Sam Shackleton stalks deeper into the sub-loaded unknown, with two Valentine's Day releases for Honest Jon's, loaded with spectacular remixes by Kevin Martin, T++ and Baron Mordant, all stunningly mastered by Rashad Becker, and presented with startling artwork by Zeke Clough.
Retrieved from his celebrated Fabric mix-CD, Deadman is signature Shackleton, turning paradox and paranoia into dancefloor fire. It comes straight at you: rolling, dread techno of breathtaking heat and humidity, spurred by hectoring congas and thick-set subs, amidst a teeming soundscape of drones, field recordings and oblique vocal textures, like missed messages and garbled warnings. Nimble yet drop-forge-heavy, sensuous yet punitive, wide-open yet occluded, on the move yet unnervingly rooted.

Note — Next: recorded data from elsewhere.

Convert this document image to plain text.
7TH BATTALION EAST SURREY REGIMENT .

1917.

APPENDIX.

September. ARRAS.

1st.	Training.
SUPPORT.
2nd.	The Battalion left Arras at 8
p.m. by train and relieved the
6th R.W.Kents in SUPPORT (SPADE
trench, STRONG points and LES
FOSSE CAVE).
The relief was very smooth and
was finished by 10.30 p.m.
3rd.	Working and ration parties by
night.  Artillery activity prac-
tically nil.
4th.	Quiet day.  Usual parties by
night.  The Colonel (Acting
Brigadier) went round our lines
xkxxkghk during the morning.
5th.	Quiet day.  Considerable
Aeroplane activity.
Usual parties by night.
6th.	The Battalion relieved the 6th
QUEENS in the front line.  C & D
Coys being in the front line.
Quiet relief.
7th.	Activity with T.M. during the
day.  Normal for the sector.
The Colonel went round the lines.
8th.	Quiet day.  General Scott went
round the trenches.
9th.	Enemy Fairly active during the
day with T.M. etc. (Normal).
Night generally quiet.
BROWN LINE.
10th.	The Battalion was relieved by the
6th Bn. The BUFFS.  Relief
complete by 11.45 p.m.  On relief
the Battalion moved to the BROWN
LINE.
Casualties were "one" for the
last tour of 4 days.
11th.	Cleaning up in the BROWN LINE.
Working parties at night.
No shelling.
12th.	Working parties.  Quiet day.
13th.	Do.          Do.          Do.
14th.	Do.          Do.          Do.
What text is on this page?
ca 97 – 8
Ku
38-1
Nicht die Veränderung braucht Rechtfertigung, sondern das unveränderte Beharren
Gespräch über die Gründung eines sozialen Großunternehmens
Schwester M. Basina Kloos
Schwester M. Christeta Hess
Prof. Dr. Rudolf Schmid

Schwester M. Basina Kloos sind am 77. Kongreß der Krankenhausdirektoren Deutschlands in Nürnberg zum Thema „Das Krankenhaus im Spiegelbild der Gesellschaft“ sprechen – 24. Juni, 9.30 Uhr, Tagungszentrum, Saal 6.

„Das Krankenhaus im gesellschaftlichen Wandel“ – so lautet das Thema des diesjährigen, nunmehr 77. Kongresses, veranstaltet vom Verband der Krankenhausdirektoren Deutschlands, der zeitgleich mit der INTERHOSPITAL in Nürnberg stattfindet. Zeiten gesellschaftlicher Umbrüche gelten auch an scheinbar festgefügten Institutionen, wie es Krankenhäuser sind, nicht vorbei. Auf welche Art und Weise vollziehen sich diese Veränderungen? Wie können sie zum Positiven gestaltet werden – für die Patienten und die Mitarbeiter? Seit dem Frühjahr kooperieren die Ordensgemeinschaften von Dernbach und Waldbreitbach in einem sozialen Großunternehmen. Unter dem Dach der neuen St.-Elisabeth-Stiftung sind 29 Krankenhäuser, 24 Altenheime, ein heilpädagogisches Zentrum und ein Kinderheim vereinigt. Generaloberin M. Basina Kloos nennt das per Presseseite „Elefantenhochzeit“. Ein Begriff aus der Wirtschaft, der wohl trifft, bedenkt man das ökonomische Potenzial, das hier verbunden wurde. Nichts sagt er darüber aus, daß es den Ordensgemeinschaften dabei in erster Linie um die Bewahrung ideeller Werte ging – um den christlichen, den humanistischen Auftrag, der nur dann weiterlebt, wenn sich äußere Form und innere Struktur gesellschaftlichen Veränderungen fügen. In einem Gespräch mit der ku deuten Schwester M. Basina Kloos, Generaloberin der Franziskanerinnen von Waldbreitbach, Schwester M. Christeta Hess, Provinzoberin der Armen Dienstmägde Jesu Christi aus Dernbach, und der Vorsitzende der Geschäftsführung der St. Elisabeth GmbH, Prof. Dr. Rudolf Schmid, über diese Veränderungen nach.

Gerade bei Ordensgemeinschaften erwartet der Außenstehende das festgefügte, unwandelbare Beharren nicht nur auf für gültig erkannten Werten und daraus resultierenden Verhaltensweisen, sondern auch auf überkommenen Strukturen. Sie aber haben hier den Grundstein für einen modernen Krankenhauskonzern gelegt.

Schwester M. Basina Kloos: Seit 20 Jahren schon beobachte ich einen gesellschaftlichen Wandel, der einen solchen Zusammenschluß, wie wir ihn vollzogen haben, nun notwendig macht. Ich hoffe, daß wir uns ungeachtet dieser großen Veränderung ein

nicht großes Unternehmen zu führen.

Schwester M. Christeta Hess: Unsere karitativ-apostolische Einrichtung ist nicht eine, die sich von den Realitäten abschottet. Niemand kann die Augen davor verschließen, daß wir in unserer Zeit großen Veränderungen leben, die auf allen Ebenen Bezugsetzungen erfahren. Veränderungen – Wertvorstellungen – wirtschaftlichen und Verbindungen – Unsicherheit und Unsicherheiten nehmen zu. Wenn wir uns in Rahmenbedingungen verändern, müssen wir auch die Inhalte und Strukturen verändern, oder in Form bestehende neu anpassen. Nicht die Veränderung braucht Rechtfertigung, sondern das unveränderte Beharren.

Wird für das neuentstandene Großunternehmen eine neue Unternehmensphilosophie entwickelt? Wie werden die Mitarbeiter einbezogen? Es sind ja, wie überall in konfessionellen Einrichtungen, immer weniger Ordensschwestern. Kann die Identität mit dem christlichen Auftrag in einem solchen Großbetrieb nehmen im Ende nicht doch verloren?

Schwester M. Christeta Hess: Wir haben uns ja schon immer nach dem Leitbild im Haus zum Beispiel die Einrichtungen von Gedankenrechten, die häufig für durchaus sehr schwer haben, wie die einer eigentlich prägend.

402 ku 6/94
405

Kevin Martin adopts his King Midas Sound guise for an expansive remix which reveals his lineage in noise, industrial and isolationist ambient. He fillets and cools Shackleton's production, building a corona of crackle, with stirring strings. Hitomi's singing taps the melancholy latent in the mischief and menace of the original. A muffled bass and tripping syncopation nods to Rhythm & Sound — but Death Dub is its own beast, fully realized, daring and affecting.